By STACY CAMPBELL
Cottonwood Extension District
Armyworms are so-called because they can march across fields or landscapes in large groups. That seems to be happening this year as there are reports of armyworms feeding on tilled volunteer wheat fields, to the point they have taken out a lot of the volunteer wheat, even turning it white in some fields.
That brings up the question from farmers: Is this something I should be worried about, and possibly spray an insecticide for? The short answer is no.
I visited with J.P. Michaud, entomologist at the Ag Research Center in Hays. Most fall armyworms should be nearing the end of their last generation this year, meaning once they reach maturity, they will pupate and then emerge as a moth. Then, due to shorter day length (winter coming), they will pack-up and head south for the winter.
However, this could take a few more weeks, possibly more. Primarily, this is due to the sporadic hatching of the last generation of armyworms. The first generation is pretty synchronized, but after that, the following generations develop asynchronously, meaning some larvae are still small while others have finished feeding.
Insecticide seed treatments do not work well against armyworms and other lepidopteran larvae.

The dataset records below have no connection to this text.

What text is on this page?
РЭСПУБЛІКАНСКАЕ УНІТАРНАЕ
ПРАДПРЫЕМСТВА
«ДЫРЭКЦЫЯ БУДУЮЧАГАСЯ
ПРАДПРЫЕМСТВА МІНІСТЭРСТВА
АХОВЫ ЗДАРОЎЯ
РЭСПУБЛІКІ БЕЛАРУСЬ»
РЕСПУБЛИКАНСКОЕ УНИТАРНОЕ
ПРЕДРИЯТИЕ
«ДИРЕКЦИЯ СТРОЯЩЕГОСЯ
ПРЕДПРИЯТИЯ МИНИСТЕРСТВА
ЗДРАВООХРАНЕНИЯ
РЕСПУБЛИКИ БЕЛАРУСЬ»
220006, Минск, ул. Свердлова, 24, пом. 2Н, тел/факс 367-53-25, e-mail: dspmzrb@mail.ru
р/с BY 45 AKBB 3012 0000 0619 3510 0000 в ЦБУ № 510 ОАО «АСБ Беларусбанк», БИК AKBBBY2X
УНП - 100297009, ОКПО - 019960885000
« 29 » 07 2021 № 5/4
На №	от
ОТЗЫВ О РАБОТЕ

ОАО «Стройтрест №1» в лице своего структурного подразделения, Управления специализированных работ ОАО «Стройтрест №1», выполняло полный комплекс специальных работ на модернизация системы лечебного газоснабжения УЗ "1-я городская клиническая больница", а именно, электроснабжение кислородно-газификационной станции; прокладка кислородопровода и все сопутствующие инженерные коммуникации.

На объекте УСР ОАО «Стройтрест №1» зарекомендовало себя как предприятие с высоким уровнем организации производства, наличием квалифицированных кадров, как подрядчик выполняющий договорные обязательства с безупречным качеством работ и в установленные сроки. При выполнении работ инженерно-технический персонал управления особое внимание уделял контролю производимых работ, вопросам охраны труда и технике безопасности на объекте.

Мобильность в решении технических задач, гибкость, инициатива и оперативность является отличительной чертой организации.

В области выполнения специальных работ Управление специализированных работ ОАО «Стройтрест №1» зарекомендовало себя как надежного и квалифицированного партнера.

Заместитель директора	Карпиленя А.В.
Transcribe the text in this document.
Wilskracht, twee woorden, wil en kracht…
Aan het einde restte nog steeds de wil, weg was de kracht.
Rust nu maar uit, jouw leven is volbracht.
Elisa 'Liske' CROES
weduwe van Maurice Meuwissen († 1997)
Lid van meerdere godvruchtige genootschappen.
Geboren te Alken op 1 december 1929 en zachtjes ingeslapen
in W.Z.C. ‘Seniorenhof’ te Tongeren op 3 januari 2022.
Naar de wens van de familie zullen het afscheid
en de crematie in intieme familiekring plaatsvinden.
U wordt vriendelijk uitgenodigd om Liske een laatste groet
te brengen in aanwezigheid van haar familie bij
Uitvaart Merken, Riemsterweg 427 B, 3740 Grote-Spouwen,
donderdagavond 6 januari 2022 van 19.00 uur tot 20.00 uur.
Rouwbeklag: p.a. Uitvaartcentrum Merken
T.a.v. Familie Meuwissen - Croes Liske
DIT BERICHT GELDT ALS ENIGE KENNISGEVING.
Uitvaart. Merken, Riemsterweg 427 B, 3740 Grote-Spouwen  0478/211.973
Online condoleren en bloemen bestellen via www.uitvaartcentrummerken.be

The bottom line is early-planted wheat is at the greatest risk. Early-planted fields should be
inspected frequently during the first few weeks following emergence. Unless you are planting early for some grazing, it is preferable in our area to plant towards the end of September and into early October. Historically, yield does not decline unless planting occurs after the second week of October.
Early sowing of wheat can lead to several problems, including an increased chance of insect- or mite-transmitted viral diseases, or decreased emergence due to high temperatures. Ideally, growers should consider planting within the optimum window, but, if planting early due to moisture availability or a dual-purpose system, growers should consider selecting wheat varieties with tolerance to the major yield-reducing factors in their respective region. Growers might also consider a seed treatment with both fungicides and insecticides if planting wheat early in Kansas.
Young fall armyworms are ½ to 3/4 inch long, and are 1 ½ inches long at maturity. Body color may vary from green to almost black, but light stripes will be visible along the length of the body. Look for a whitish inverted "Y" on the face. It normally takes 2 to 3 weeks to develop from egg to pupa. The adult is a moth.
Another question that may arise is, do I still need to spray or till under the volunteer wheat that had heavy armyworm feeding? I would err on the side of caution and still do so, as I doubt that every single volunteer wheat plant is completely dead. Also, please keep in mind that all volunteer wheat should be killed within a mile of any new planting, ideally two weeks beforehand.